There are now Glass apps for surgeons in the operating room, drivers,networking, getting public transit information, shopping, foreign language translation, disaster relief, and even getting real-time baseball game stats.
Transmitting point-of-view footage from sports players is nothing new (GoPro, for example), which underscores the fact that fans like to feel immersed in games.
Professional tennis player Bethanie Mattek-Sands wore Google Glass at Wimbledon this year, which not only serves to connect her with fans, but also helps with her training — coaches can see the game from their players perspective and suggest improvements and alternatives.
VentureBeat writer John Koetsier, who coaches youth baseball and hockey, wrote “Glass could help coaches not just tell players what’s going wrong but also actually show them from their own perspective … which would be a very powerful visual validation of the need for adjustment.”
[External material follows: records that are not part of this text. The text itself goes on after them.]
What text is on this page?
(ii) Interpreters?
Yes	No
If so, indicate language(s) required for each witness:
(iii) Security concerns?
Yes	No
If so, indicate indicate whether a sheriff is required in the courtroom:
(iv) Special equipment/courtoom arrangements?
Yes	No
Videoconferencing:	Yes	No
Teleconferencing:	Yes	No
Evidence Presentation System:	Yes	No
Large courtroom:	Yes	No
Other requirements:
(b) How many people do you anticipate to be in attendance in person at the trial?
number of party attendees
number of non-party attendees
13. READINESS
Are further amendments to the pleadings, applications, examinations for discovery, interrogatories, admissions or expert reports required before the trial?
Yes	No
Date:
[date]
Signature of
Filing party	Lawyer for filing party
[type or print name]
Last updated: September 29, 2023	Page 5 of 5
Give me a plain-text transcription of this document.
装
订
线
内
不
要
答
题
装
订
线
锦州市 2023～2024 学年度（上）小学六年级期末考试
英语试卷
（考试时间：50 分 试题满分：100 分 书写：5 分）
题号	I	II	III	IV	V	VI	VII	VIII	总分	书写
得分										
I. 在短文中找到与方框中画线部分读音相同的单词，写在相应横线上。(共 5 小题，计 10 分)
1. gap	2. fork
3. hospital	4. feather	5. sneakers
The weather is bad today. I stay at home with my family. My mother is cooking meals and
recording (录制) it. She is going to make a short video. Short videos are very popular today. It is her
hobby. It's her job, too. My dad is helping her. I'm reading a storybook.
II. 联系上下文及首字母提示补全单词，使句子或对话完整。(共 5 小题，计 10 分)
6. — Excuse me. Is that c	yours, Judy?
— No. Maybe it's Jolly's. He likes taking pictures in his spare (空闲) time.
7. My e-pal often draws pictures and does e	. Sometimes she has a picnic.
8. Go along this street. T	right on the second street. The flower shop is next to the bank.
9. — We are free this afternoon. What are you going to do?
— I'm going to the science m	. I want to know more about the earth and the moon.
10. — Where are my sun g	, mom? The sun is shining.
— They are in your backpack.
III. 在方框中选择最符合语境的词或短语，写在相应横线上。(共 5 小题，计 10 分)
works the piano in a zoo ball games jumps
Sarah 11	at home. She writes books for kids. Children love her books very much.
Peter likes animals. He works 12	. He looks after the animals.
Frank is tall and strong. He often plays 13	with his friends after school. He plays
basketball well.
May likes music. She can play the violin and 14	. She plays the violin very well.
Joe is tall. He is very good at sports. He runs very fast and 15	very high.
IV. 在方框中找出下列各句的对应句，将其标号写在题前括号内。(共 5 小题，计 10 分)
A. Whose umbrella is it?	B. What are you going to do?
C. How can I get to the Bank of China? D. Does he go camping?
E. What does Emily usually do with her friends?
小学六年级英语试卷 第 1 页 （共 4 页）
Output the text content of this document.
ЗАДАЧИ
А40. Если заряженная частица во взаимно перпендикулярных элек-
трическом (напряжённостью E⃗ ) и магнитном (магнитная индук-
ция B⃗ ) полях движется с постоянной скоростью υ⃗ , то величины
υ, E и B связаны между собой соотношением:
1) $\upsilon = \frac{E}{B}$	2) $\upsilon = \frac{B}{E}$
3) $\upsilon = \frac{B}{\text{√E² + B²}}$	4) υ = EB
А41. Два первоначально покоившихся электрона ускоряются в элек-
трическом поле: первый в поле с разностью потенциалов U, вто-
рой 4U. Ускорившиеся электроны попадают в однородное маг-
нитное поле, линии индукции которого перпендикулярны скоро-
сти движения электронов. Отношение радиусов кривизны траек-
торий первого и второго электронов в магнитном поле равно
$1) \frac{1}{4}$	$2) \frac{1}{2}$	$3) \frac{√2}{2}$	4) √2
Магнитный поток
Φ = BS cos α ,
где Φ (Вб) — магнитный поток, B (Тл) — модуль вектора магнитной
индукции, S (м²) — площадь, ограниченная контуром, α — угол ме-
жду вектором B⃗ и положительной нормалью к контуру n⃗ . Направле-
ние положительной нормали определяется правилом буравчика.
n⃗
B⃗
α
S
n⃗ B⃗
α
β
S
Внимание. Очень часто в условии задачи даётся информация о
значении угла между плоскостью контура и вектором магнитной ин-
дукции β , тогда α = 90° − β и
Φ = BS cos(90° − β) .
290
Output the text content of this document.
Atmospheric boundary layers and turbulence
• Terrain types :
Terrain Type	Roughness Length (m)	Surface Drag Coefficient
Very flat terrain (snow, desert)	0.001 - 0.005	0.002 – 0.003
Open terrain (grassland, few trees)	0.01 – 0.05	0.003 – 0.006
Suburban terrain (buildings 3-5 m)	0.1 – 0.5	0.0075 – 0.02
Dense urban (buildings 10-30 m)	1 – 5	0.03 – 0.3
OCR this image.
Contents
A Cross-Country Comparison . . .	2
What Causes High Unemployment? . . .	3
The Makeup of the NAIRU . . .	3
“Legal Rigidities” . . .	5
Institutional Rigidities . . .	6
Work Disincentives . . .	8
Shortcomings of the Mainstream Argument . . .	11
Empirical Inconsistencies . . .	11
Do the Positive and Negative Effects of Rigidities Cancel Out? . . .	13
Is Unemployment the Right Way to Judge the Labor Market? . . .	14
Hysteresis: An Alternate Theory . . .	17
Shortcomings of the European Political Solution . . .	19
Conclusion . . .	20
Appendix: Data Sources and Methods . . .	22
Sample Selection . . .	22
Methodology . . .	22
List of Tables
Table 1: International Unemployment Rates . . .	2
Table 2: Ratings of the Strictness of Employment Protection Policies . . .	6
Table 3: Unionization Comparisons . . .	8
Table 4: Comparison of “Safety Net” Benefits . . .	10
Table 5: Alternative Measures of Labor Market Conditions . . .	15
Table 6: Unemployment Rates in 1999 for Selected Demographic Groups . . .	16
Improving physical fitness is one of the core drivers of the wearable movement. Popular wristbands like Nike’s Fuel Band and the FitBit, and smart watches like Samsung’s Galaxy Gear, give recreational and competitive athletes greater insight into their activities.
Samsung has even registered a patent that hints at its own Google Glass-style “sports glasses.”
So while you may never have the physical sensation of flying through the air with your hand cupped around a basketball, and slamming it into the basket as the crowd erupts into applause, you can at least see what it looks like through someone else’s eyes.